Para peneliti menyebutnya sebagai planet 'dunia air' yang berisi 10 hingga 230 kali lebih banyak air dari yang dimiliki bumi saat ini. Dalam kondisi ini, siklus oksigen dianggap pada dasarnya tidak ada, meski terjadi di Bumi lewat aktivitas kehidupan.

Tekanan dari lautan luas di kerak planet kemudian menghentikan aktivitas geologis yang diperlukan, lalu mendaur ulang oksigen untuk kemudian terperangkap di atmosfer.

Skenario 3

Dalam skenario terakhir ini, planet itu disebut 'dunia gurun' oleh para peneliti. Kondisinya sangat berlawanan dengan 'dunia air' karena sangat sedikit memiliki air atau kurang dari sepertiga yang dimiliki Bumi.

Dalam kondisi itu, permukan cair planet yang baru terbentuk dapat membeku. Sementara pasokan air yang terbatas masih ditemukan hanya sebagai uap di atmosfer. 

Seperti skenario pertama, sinar ultraviolet pun memecah air menjadi hidrogen dan oksigen.
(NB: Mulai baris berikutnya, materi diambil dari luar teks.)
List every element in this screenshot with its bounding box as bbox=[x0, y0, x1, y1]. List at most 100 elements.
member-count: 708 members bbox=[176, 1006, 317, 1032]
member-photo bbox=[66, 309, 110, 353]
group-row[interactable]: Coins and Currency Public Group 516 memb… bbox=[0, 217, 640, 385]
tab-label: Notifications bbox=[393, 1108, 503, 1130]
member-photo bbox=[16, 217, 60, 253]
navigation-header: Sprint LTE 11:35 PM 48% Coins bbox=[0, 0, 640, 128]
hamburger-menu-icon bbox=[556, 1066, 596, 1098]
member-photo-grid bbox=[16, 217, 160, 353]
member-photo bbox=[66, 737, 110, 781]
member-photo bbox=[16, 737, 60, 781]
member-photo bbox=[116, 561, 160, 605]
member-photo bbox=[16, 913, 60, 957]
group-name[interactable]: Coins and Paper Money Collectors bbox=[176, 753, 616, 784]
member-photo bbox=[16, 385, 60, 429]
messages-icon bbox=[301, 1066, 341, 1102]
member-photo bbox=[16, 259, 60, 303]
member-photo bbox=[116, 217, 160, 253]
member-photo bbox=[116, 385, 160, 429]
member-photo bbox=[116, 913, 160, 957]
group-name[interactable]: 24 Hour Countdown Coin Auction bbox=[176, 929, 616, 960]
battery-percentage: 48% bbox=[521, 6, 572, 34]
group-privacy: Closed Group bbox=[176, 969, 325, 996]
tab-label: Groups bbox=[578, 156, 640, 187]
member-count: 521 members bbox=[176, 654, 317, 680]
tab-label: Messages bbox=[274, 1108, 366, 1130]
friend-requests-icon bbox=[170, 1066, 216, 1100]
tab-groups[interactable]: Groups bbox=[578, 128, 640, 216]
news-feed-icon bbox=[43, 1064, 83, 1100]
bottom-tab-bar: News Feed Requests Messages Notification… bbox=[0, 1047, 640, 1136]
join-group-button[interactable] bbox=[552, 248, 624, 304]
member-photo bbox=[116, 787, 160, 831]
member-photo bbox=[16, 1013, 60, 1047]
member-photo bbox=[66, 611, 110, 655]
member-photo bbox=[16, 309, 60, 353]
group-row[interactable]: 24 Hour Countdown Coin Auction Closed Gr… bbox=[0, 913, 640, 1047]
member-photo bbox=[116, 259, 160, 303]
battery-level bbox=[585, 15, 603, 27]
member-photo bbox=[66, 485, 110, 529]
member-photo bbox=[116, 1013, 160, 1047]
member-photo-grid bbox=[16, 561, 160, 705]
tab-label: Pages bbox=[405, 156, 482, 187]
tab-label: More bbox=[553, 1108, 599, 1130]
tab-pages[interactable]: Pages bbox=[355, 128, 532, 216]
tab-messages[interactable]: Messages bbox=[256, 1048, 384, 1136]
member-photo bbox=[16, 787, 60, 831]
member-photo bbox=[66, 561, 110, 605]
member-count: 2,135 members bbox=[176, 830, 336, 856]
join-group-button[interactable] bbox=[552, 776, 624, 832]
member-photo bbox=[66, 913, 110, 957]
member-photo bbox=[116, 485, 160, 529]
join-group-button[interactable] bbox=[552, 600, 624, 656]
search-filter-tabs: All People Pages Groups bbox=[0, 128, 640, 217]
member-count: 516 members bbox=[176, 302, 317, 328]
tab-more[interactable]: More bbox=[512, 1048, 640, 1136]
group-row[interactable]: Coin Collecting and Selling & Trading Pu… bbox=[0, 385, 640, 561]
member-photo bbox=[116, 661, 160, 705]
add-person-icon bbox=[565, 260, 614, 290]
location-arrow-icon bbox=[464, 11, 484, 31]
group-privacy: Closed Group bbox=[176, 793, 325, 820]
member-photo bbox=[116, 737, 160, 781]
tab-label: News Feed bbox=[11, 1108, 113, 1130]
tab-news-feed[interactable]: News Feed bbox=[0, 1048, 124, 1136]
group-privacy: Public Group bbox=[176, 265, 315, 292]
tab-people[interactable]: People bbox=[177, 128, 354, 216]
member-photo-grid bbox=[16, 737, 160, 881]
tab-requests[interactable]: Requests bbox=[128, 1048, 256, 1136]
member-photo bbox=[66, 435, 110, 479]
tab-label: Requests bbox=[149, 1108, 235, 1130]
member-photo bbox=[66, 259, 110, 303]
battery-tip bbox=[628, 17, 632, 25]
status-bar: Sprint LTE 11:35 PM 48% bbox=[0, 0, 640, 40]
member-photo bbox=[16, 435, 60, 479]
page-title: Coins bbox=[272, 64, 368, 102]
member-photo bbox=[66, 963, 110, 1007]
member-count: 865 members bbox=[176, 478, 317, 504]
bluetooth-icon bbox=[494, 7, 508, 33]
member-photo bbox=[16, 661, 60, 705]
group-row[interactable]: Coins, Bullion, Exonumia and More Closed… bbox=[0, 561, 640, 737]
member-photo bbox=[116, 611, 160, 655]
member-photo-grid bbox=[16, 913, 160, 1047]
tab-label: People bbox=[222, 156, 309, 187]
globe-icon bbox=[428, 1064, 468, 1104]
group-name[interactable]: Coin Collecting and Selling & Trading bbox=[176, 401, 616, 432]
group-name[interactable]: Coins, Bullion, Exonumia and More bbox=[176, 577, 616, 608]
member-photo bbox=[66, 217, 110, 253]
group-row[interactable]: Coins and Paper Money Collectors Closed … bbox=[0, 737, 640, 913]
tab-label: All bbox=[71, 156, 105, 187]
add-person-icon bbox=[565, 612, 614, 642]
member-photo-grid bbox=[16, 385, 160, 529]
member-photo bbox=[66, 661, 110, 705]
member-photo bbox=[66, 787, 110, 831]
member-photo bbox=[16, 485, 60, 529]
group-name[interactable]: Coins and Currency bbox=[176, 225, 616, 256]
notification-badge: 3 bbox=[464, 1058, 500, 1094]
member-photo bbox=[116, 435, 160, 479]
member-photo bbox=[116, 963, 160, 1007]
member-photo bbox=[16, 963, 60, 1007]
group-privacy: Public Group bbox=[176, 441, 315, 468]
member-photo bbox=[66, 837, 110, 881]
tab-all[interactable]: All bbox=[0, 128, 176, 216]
Tetapi berkat pembekuan, oksigen tak terserap dalam kerak planet dan hanya ada di atmosfer.

"Dalam skenario mirip Venus ini, semua volatil dimulai di atmosfer dan sedikit yang tertinggal di mantel untuk dilepaskan dan membersihkan oksigen," papar Krissansen-Totton.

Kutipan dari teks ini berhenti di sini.